Armored Lebanese army units in heavy rain rolled into the Christian and Druse hinterland Wednesday to dismantle sectarian strongholds carved out by militiamen during 16 years of civil war.
About 5,000 soldiers backed by tanks and armored personnel carriers rumbled out of the capital at 7 a.m.Half the force drove north on the coastal highway and turned east up the hills controlled by Christian militia leader Samir Geagea.
The rest advanced south toward the Chouf mountains to dismantle Druse warlord Walid Jumblatt's enclave.
"It is a new dawn in Lebanon's history. Be ready to receive it," Geagea told his men in a statement broadcast by local radio stations.
A downpour slowed troops driving along the winding, slippery mountain roads. Along the coast, Christian and Druse militiamen abandoned sandbagged positions as the army steadily advanced.
The soldiers are to establish positions on the main roads and fan out over the next few weeks into the provinces that had been controlled by Jumblatt's Progressive Socialist Party and the Christian Lebanese Forces.
A Lebanese army captain, speaking on condition of anonymity, said the militiamen were "gradually" turning over their weapons as the army deployed.
The deployment restores government authority to one-fourth of Lebanon, or 1,000 square miles.
The army purged Beirut and its immediate surroundings of militias in December when it implemented the first phase of an Arab League-sponsored peace accord.
Jumblatt and Geagea were the main fighting forces in the civil war, but they both agreed to the peace accord reached in Taif, Saudi Arabia, in October 1989.

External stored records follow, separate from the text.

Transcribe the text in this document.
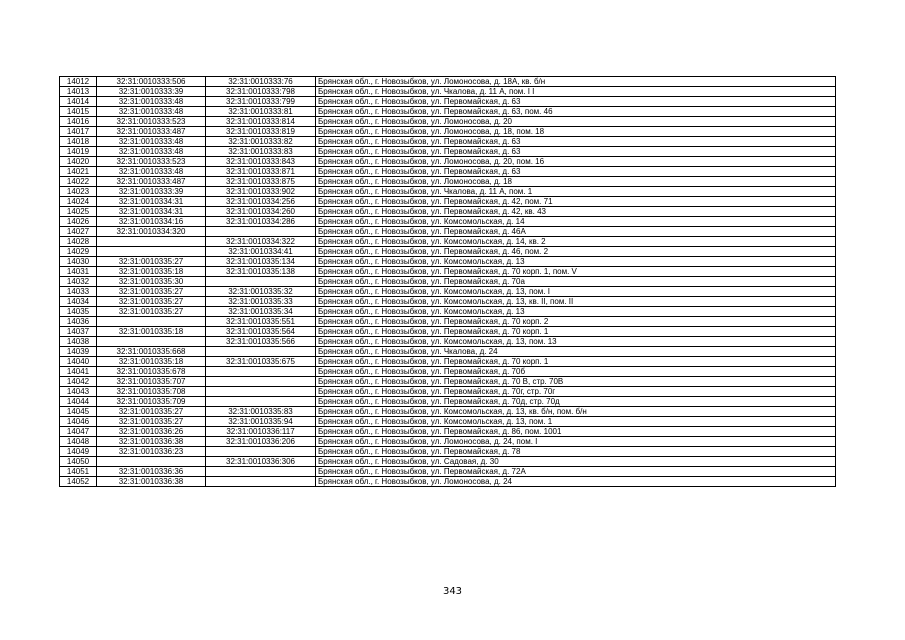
14012	32:31:0010333:506	32:31:0010333:76	Брянская обл., г. Новозыбков, ул. Ломоносова, д. 18А, кв. б/н
14013	32:31:0010333:39	32:31:0010333:798	Брянская обл., г. Новозыбков, ул. Чкалова, д. 11 А, пом. I I
14014	32:31:0010333:48	32:31:0010333:799	Брянская обл., г. Новозыбков, ул. Первомайская, д. 63
14015	32:31:0010333:48	32:31:0010333:81	Брянская обл., г. Новозыбков, ул. Первомайская, д. 63, пом. 46
14016	32:31:0010333:523	32:31:0010333:814	Брянская обл., г. Новозыбков, ул. Ломоносова, д. 20
14017	32:31:0010333:487	32:31:0010333:819	Брянская обл., г. Новозыбков, ул. Ломоносова, д. 18, пом. 18
14018	32:31:0010333:48	32:31:0010333:82	Брянская обл., г. Новозыбков, ул. Первомайская, д. 63
14019	32:31:0010333:48	32:31:0010333:83	Брянская обл., г. Новозыбков, ул. Первомайская, д. 63
14020	32:31:0010333:523	32:31:0010333:843	Брянская обл., г. Новозыбков, ул. Ломоносова, д. 20, пом. 16
14021	32:31:0010333:48	32:31:0010333:871	Брянская обл., г. Новозыбков, ул. Первомайская, д. 63
14022	32:31:0010333:487	32:31:0010333:875	Брянская обл., г. Новозыбков, ул. Ломоносова, д. 18
14023	32:31:0010333:39	32:31:0010333:902	Брянская обл., г. Новозыбков, ул. Чкалова, д. 11 А, пом. 1
14024	32:31:0010334:31	32:31:0010334:256	Брянская обл., г. Новозыбков, ул. Первомайская, д. 42, пом. 71
14025	32:31:0010334:31	32:31:0010334:260	Брянская обл., г. Новозыбков, ул. Первомайская, д. 42, кв. 43
14026	32:31:0010334:16	32:31:0010334:286	Брянская обл., г. Новозыбков, ул. Комсомольская, д. 14
14027	32:31:0010334:320		Брянская обл., г. Новозыбков, ул. Первомайская, д. 46А
14028		32:31:0010334:322	Брянская обл., г. Новозыбков, ул. Комсомольская, д. 14, кв. 2
14029		32:31:0010334:41	Брянская обл., г. Новозыбков, ул. Первомайская, д. 46, пом. 2
14030	32:31:0010335:27	32:31:0010335:134	Брянская обл., г. Новозыбков, ул. Комсомольская, д. 13
14031	32:31:0010335:18	32:31:0010335:138	Брянская обл., г. Новозыбков, ул. Первомайская, д. 70 корп. 1, пом. V
14032	32:31:0010335:30		Брянская обл., г. Новозыбков, ул. Первомайская, д. 70а
14033	32:31:0010335:27	32:31:0010335:32	Брянская обл., г. Новозыбков, ул. Комсомольская, д. 13, пом. I
14034	32:31:0010335:27	32:31:0010335:33	Брянская обл., г. Новозыбков, ул. Комсомольская, д. 13, кв. II, пом. II
14035	32:31:0010335:27	32:31:0010335:34	Брянская обл., г. Новозыбков, ул. Комсомольская, д. 13
14036		32:31:0010335:551	Брянская обл., г. Новозыбков, ул. Первомайская, д. 70 корп. 2
14037	32:31:0010335:18	32:31:0010335:564	Брянская обл., г. Новозыбков, ул. Первомайская, д. 70 корп. 1
14038		32:31:0010335:566	Брянская обл., г. Новозыбков, ул. Комсомольская, д. 13, пом. 13
14039	32:31:0010335:668		Брянская обл., г. Новозыбков, ул. Чкалова, д. 24
14040	32:31:0010335:18	32:31:0010335:675	Брянская обл., г. Новозыбков, ул. Первомайская, д. 70 корп. 1
14041	32:31:0010335:678		Брянская обл., г. Новозыбков, ул. Первомайская, д. 70б
14042	32:31:0010335:707		Брянская обл., г. Новозыбков, ул. Первомайская, д. 70 В, стр. 70В
14043	32:31:0010335:708		Брянская обл., г. Новозыбков, ул. Первомайская, д. 70г, стр. 70г
14044	32:31:0010335:709		Брянская обл., г. Новозыбков, ул. Первомайская, д. 70д, стр. 70д
14045	32:31:0010335:27	32:31:0010335:83	Брянская обл., г. Новозыбков, ул. Комсомольская, д. 13, кв. б/н, пом. б/н
14046	32:31:0010335:27	32:31:0010335:94	Брянская обл., г. Новозыбков, ул. Комсомольская, д. 13, пом. 1
14047	32:31:0010336:26	32:31:0010336:117	Брянская обл., г. Новозыбков, ул. Первомайская, д. 86, пом. 1001
14048	32:31:0010336:38	32:31:0010336:206	Брянская обл., г. Новозыбков, ул. Ломоносова, д. 24, пом. I
14049	32:31:0010336:23		Брянская обл., г. Новозыбков, ул. Первомайская, д. 78
14050		32:31:0010336:306	Брянская обл., г. Новозыбков, ул. Садовая, д. 30
14051	32:31:0010336:36		Брянская обл., г. Новозыбков, ул. Первомайская, д. 72А
14052	32:31:0010336:38		Брянская обл., г. Новозыбков, ул. Ломоносова, д. 24
343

Geagea's militia assembled around 300 military vehicles and 16 helicopters along the coastal highway in Halat, north of Beirut, in preparation for turning them over to the Lebanese army.
Scores of Soviet-made T-55 tanks, howitzers and multiple rocket launchers were assembled in the Chouf for collection by some of the 40,000 Syrian troops in Lebanon, who are helping Lebanon's army enforce the peace accord.